Finding the right plants to attract bees is easy – there are simply thousands you can choose from
Although there’s little gardeners can do to combat many of the problems facing bees, we can do our bit to help them out by planting more nectar rich flowers in our gardens, along with making our plots more bee friendly.
The right plants to attract bees
Finding the right plants to attract bees is easy – there are simply thousands you can choose from. In general, old-fashioned, English cottage garden style plants or native varieties with simple single flowers are best for bees, as they tend to contain more pollen and nectar than exotics or plants with complex blooms. Roses, clematis, hollyhocks, geraniums, eupatorium, lavender and edible herbs with flowers, such as thyme, origanum, chives and borage are all ideal.
A place to drink
Apart from adding the right plants, there are other ways for gardeners to help bees. Although we add water to the garden to attract aquatic wildlife or to provide a drinking hole for birds and mammals, this will also benefit bees. Like all creatures, they need to drink and a pond, bog garden, water feature or even a bird bath will provide them with much needed moisture.

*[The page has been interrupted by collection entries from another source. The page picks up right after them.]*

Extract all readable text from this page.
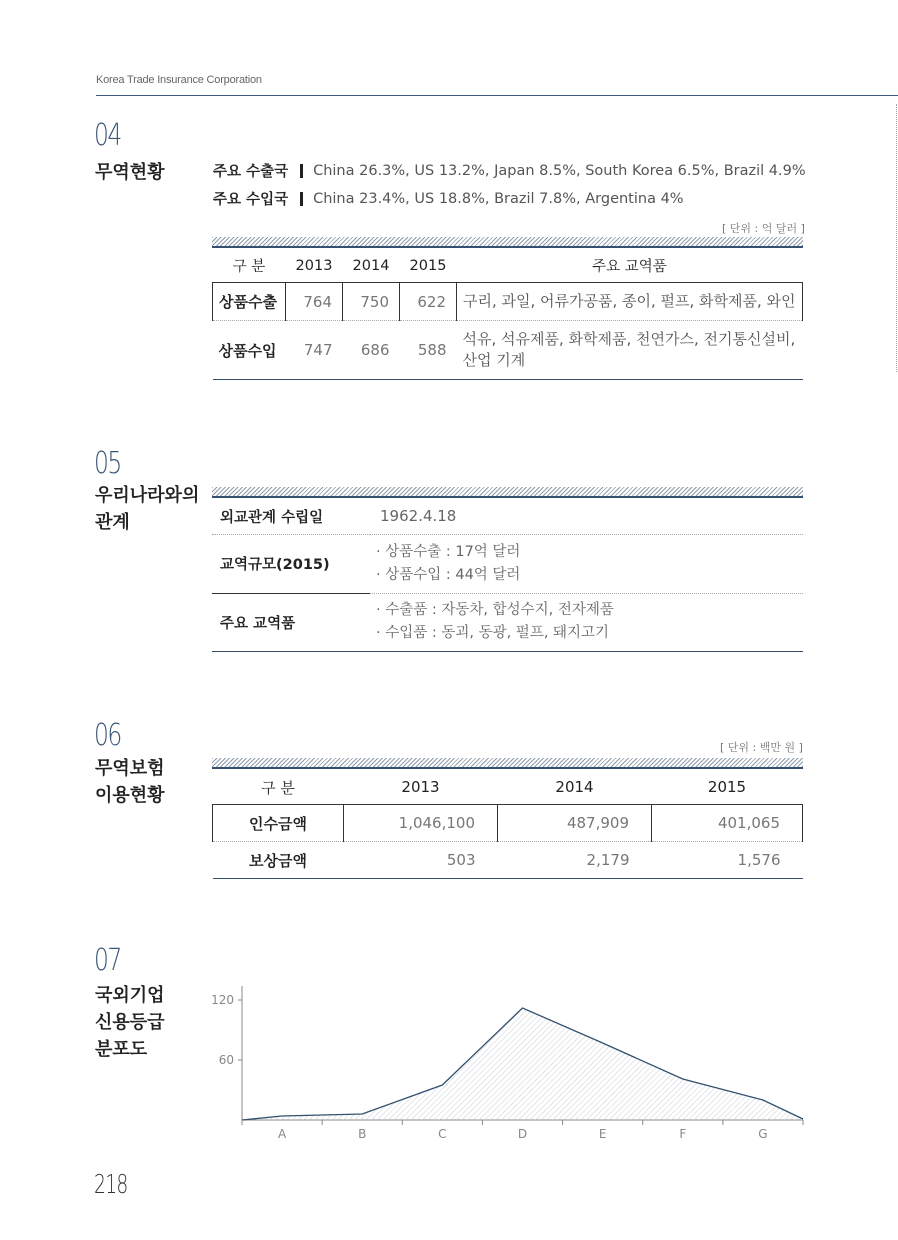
Korea Trade Insurance Corporation
04
무역현황	주요 수출국 China 26.3%, US 13.2%, Japan 8.5%, South Korea 6.5%, Brazil 4.9%
주요 수입국 China 23.4%, US 18.8%, Brazil 7.8%, Argentina 4%
[ 단위 : 억 달러 ]
구 분	2013	2014	2015	주요 교역품
상품수출	764	750	622	구리, 과일, 어류가공품, 종이, 펄프, 화학제품, 와인
상품수입	747	686	588	석유, 석유제품, 화학제품, 천연가스, 전기통신설비, 산업 기계
05
우리나라와의
관계	외교관계 수립일	1962.4.18
교역규모(2015)	· 상품수출 : 17억 달러
· 상품수입 : 44억 달러

주요 교역품	· 수출품 : 자동차, 합성수지, 전자제품
· 수입품 : 동괴, 동광, 펄프, 돼지고기
06
무역보험
이용현황
[ 단위 : 백만 원 ]
구 분	2013	2014	2015
인수금액	1,046,100	487,909	401,065
보상금액	503	2,179	1,576
07
국외기업
신용등급
분포도	60
120
A	B	C	D	E	F	G
218
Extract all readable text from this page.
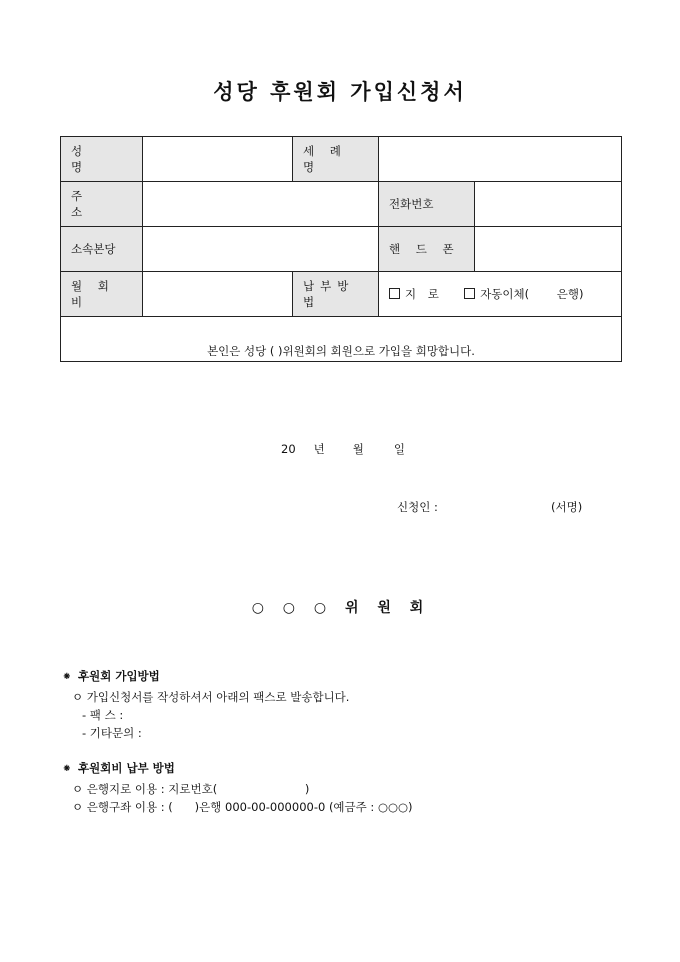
성당 후원회 가입신청서
성 명		세 례 명		
주 소			전화번호	
소속본당			핸 드 폰	
월 회 비		납부방법	지 로 자동이체( 은행)	

본인은 성당 ( )위원회의 회원으로 가입을 희망합니다.
20 년 월 일
신청인 : (서명)
○ ○ ○ 위 원 회				
⁕ 후원회 가입방법
ㅇ 가입신청서를 작성하셔서 아래의 팩스로 발송합니다.
- 팩 스 :
- 기타문의 :
⁕ 후원회비 납부 방법
ㅇ 은행지로 이용 : 지로번호(                        )
ㅇ 은행구좌 이용 : (      )은행 000-00-000000-0 (예금주 : ○○○)
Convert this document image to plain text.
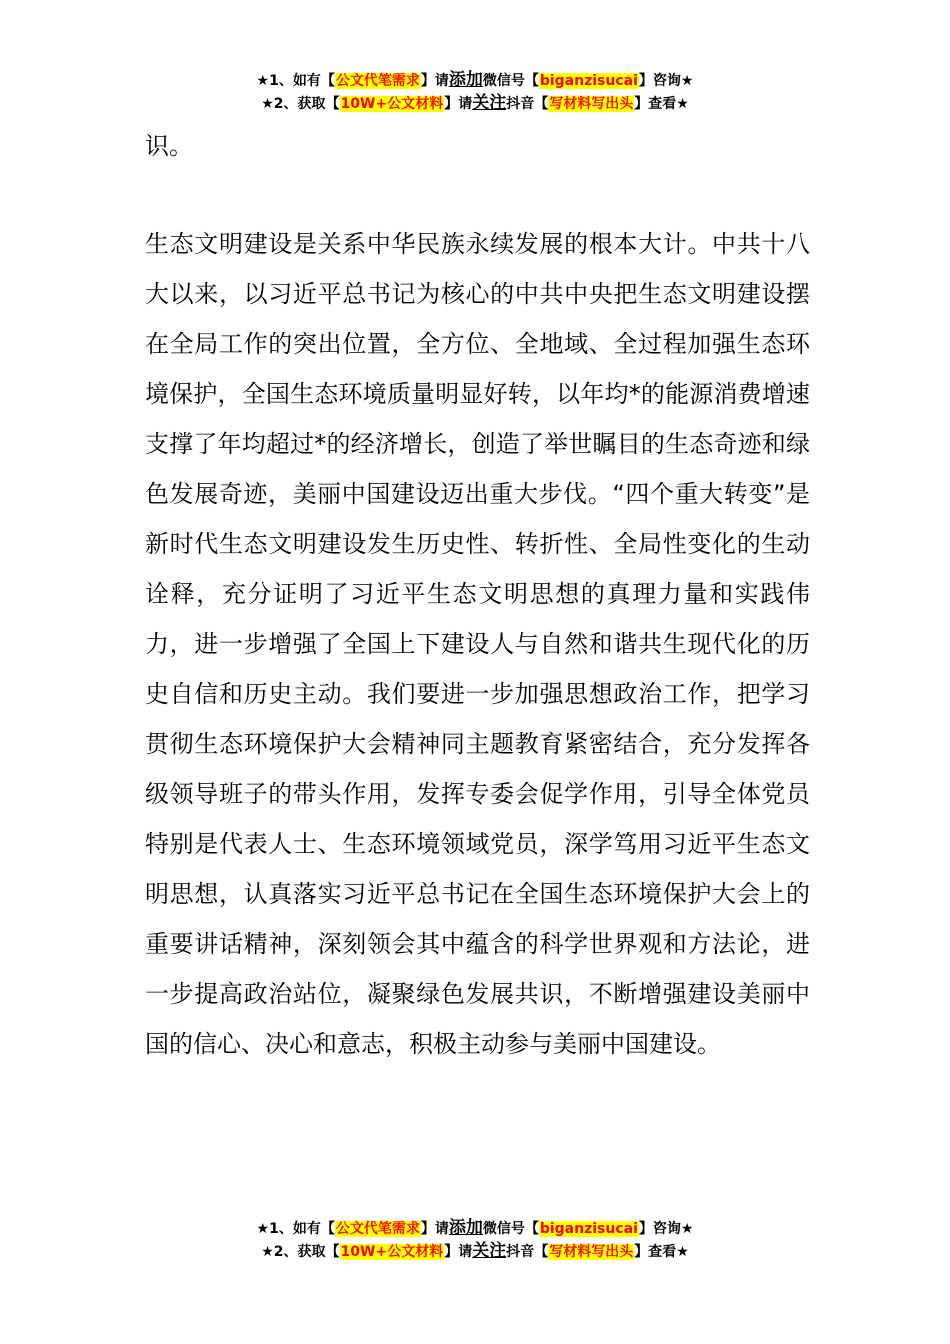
★1、如有【公文代笔需求】请添加微信号【biganzisucai】咨询★
★2、获取【10W+公文材料】请关注抖音【写材料写出头】查看★

识。

生态文明建设是关系中华民族永续发展的根本大计。中共十八大以来，以习近平总书记为核心的中共中央把生态文明建设摆在全局工作的突出位置，全方位、全地域、全过程加强生态环境保护，全国生态环境质量明显好转，以年均*的能源消费增速支撑了年均超过*的经济增长，创造了举世瞩目的生态奇迹和绿色发展奇迹，美丽中国建设迈出重大步伐。“四个重大转变”是新时代生态文明建设发生历史性、转折性、全局性变化的生动诠释，充分证明了习近平生态文明思想的真理力量和实践伟力，进一步增强了全国上下建设人与自然和谐共生现代化的历史自信和历史主动。我们要进一步加强思想政治工作，把学习贯彻生态环境保护大会精神同主题教育紧密结合，充分发挥各级领导班子的带头作用，发挥专委会促学作用，引导全体党员特别是代表人士、生态环境领域党员，深学笃用习近平生态文明思想，认真落实习近平总书记在全国生态环境保护大会上的重要讲话精神，深刻领会其中蕴含的科学世界观和方法论，进一步提高政治站位，凝聚绿色发展共识，不断增强建设美丽中国的信心、决心和意志，积极主动参与美丽中国建设。

★1、如有【公文代笔需求】请添加微信号【biganzisucai】咨询★
★2、获取【10W+公文材料】请关注抖音【写材料写出头】查看★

There are around 250 different types of bee in the UK. Twenty four of these are bumble bees and there is one species of honey bee, but the rest are solitary bees. These insects often lay their eggs in the cavities left in trees or timber by wood boring beetles, but you can recreate this environment in your garden by mounting a solitary bee nest on a sunny fence or wall.
Consisting of a timber frame stuffed with pieces of bamboo cane, a female solitary bee will place a portion of pollen inside the tubular hole of a cane in spring and lay a single egg on top of it before sealing up the entrance with mud. The eggs hatch into larvae, which will feed on the pollen until new bees emerge the following spring.